After a short period as a teacher at Barnsbury Girls' School in Islington, north London (1961–1963), she has worked as a novelist, biographer and freelance literary critic, contributing regularly to book programmes on television, to BBC Radio 4 and various newspapers and magazines. She was a member of the BBC Advisory Committee on the Social Effects of Television (1975–1977), the Arts Council Literary Panel (1978–1981), and chief reviewer for non-fiction in the Evening Standard (1977–1980). She was elected a Fellow of the Royal Society of Literature in 1975.
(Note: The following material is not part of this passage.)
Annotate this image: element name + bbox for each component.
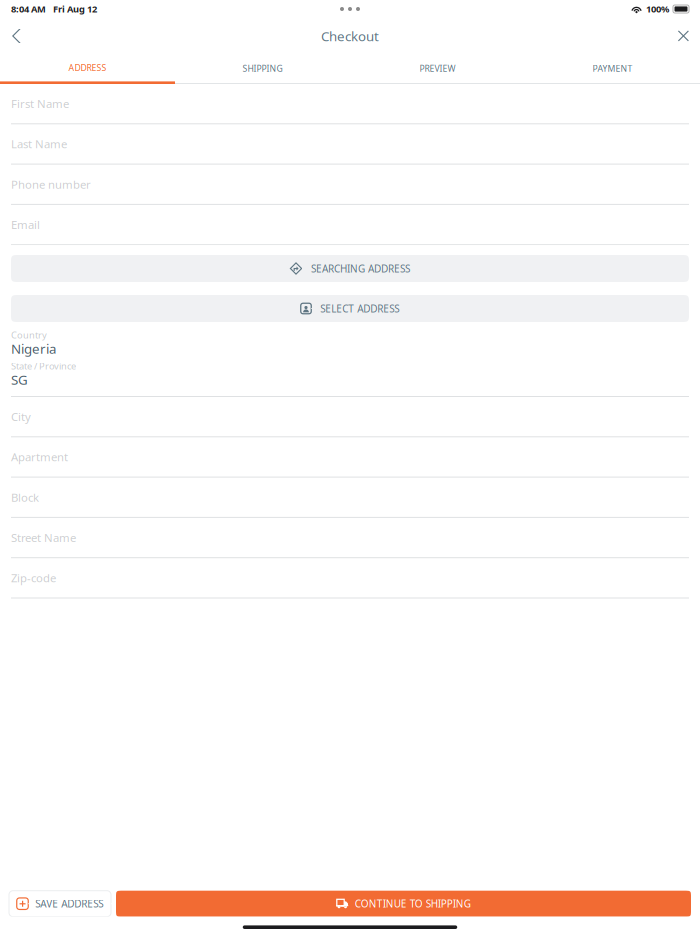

Forster is married to the writer, journalist and broadcaster Hunter Davies. They live in London and in the Lake District.
She is the author of many successful novels, including Georgy Girl (1965) (filmed in 1966 and adapted for a short-lived 1970 Broadway musical), Lady's Maid (1990), Diary of an Ordinary Woman (2003), Have the Men Had Enough? (1989) and The Memory Box (1999), two memoirs, Hidden Lives (1995) and Precious Lives (1998), and several acclaimed biographies, most recently Good Wives (2001) and a fictionalised biography of the artist Gwen John, Keeping the world away (2006). She wrote Rich Desserts and Captain's Thin (1997), an account of the Carr's biscuit factory in Carlisle.
She has won awards for both her fiction and non-fiction works : Elizabeth Barrett Browning: a biography (Heinemann Award, 1989); Daphne du Maurier: The Secret Life of the Renowned Storyteller (Writers' Guild Award for Best Non-Fiction, 1993 - Fawcett Society Book Prize, 1994); Rich Desserts and Captain's Thin: a Family and Their Times 1831-1931 (Lex Prize of The Global Business Book Award, 1997); Precious Lives (J. R. Ackerley Prize for Autobiography, 1999).